Ideally, managers would never have to worry about underperforming employees. Employees would come into an organization already possessing the necessary skills for the job, they would easily adapt to changing workplaces and responsibilities, and if they were lacking in any areas, they would eagerly put in extra hours and training to reach their full potential. But unfortunately, many employees do not meet this ideal. Instead, some slip through the interview process and come into an organization under-prepared. Others fail to progress with changing times and responsibilities. And some just don’t get it, and they make no attempts to improve their performance.
Although it’s a conversation few managers want to have with their employees, many managers choose to address employee weaknesses head on, a nationwide survey from NFI Research found. According to the survey, the top course of action in dealing with weaknesses in others is to discuss the weakness. The next leading courses of action are to provide additional training, support, regular meetings and then put them on notice.
“It is better to address issues head on and try to correct them than it is to bury or ignore them,” one respondent said. “Sometimes, however, it is not possible to fix. You can reach a person’s limits, which means you either lower the mark or, in the extreme, replace the person if the job has changed and now requires more.”
Many executives and managers frequently reach the limits of others—only 20 percent of senior executives and four percent of managers said they are extremely successful at correcting weaknesses in others to meet the manager’s expectations or requirements.

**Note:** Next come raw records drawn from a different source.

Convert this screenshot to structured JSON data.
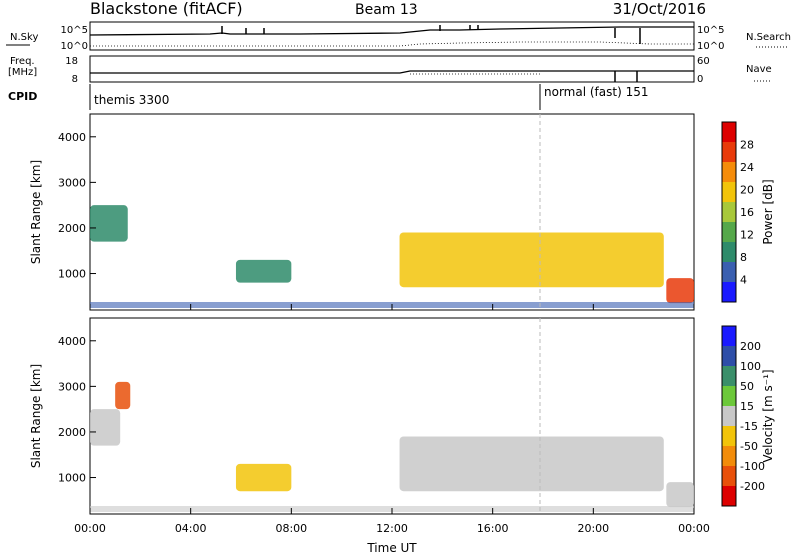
{
  "header": {
    "site": "Blackstone (fitACF)",
    "beam": "Beam 13",
    "date": "31/Oct/2016"
  },
  "top_panels": {
    "nsky_label": "N.Sky",
    "nsky_ticks": [
      "10^5",
      "10^0"
    ],
    "nsearch_label": "N.Search",
    "nsearch_ticks": [
      "10^5",
      "10^0"
    ],
    "freq_label_1": "Freq.",
    "freq_label_2": "[MHz]",
    "freq_ticks": [
      "18",
      "8"
    ],
    "nave_label": "Nave",
    "nave_ticks": [
      "60",
      "0"
    ],
    "cpid_label": "CPID",
    "cpid_modes": [
      "themis 3300",
      "normal (fast) 151"
    ]
  },
  "chart_data": [
    {
      "type": "heatmap",
      "name": "power",
      "ylabel": "Slant Range [km]",
      "y_ticks": [
        "1000",
        "2000",
        "3000",
        "4000"
      ],
      "ylim": [
        200,
        4500
      ],
      "xlim": [
        0,
        24
      ],
      "x_ticks": [
        0,
        4,
        8,
        12,
        16,
        20,
        24
      ],
      "colorbar_label": "Power [dB]",
      "colorbar_ticks": [
        "4",
        "8",
        "12",
        "16",
        "20",
        "24",
        "28"
      ],
      "colorbar_range": [
        0,
        32
      ],
      "regions": [
        {
          "x0": 0.0,
          "x1": 1.5,
          "ylo": 1700,
          "yhi": 2500,
          "level": 10
        },
        {
          "x0": 5.8,
          "x1": 8.0,
          "ylo": 800,
          "yhi": 1300,
          "level": 10
        },
        {
          "x0": 12.3,
          "x1": 22.8,
          "ylo": 700,
          "yhi": 1900,
          "level": 18
        },
        {
          "x0": 22.9,
          "x1": 24.0,
          "ylo": 350,
          "yhi": 900,
          "level": 26
        }
      ]
    },
    {
      "type": "heatmap",
      "name": "velocity",
      "ylabel": "Slant Range [km]",
      "y_ticks": [
        "1000",
        "2000",
        "3000",
        "4000"
      ],
      "ylim": [
        200,
        4500
      ],
      "xlim": [
        0,
        24
      ],
      "x_ticks": [
        0,
        4,
        8,
        12,
        16,
        20,
        24
      ],
      "x_tick_labels": [
        "00:00",
        "04:00",
        "08:00",
        "12:00",
        "16:00",
        "20:00",
        "00:00"
      ],
      "xlabel": "Time UT",
      "colorbar_label": "Velocity [m s⁻¹]",
      "colorbar_ticks": [
        "200",
        "100",
        "50",
        "15",
        "-15",
        "-50",
        "-100",
        "-200"
      ],
      "regions": [
        {
          "x0": 0.0,
          "x1": 1.2,
          "ylo": 1700,
          "yhi": 2500,
          "velocity": 0
        },
        {
          "x0": 1.0,
          "x1": 1.6,
          "ylo": 2500,
          "yhi": 3100,
          "velocity": -200
        },
        {
          "x0": 5.8,
          "x1": 8.0,
          "ylo": 700,
          "yhi": 1300,
          "velocity": -50
        },
        {
          "x0": 12.3,
          "x1": 22.8,
          "ylo": 700,
          "yhi": 1900,
          "velocity": 0
        },
        {
          "x0": 22.9,
          "x1": 24.0,
          "ylo": 350,
          "yhi": 900,
          "velocity": 0
        }
      ]
    }
  ],
  "colors": {
    "power_scale": [
      "#1a1aff",
      "#3a5fb0",
      "#2e8b6a",
      "#55a84a",
      "#a8c83a",
      "#f2c40a",
      "#f58c0a",
      "#e83a0a",
      "#dd0000"
    ],
    "velocity_scale": [
      "#1a1aff",
      "#2e4ea8",
      "#3a8f6a",
      "#6cc83a",
      "#c8c8c8",
      "#f2c40a",
      "#f28c0a",
      "#e8500a",
      "#dd0000"
    ]
  }
}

“We try to be clear about expectations and ensure the employee has the tools to do the job,” said one respondent. “If it becomes apparent their skill level is lacking, we’ll explore training them, which may include probation. After a period of time if they cannot meet the demands of the position, we let them go. If you don’t, other employees quickly accept that lack of accountability, resent you’re not dealing with it and make it a broader negative issue.”
There are times that the person and the task or job are no longer a fit, but the challenge is to identify it sooner rather than later for the benefit of both parties.
“We often do a disservice to those who are under-performing,” said another survey respondent. “It is far better to address the weaknesses directly, determine whether remediation is possible, and if not, allow the employee and the organization to move forward in separate directions. Often an employee not successful in one organization can be very successful in another. As managers, we owe it to them to pursue other opportunities.”
“The first step always has to be to improve performance, second is to reassign where (there is a) better chance of performance being acceptable (and) finally, they have to go,” another respondent said.
Businesses have varying ways of dealing with the issue of weaknesses in employees, many leading to ending employment if the situation is not ultimately resolved.
“I put habitual underachievers on a formal performance improvement plan with very specific, time-measurable and quality measurable milestones and deliverables,” one manager said. “I give them the benefit of coaching and mentoring and frequent dialogue sessions to understand how they are doing. If they fail in this environment for two successive six-month intervals, I will terminate them.”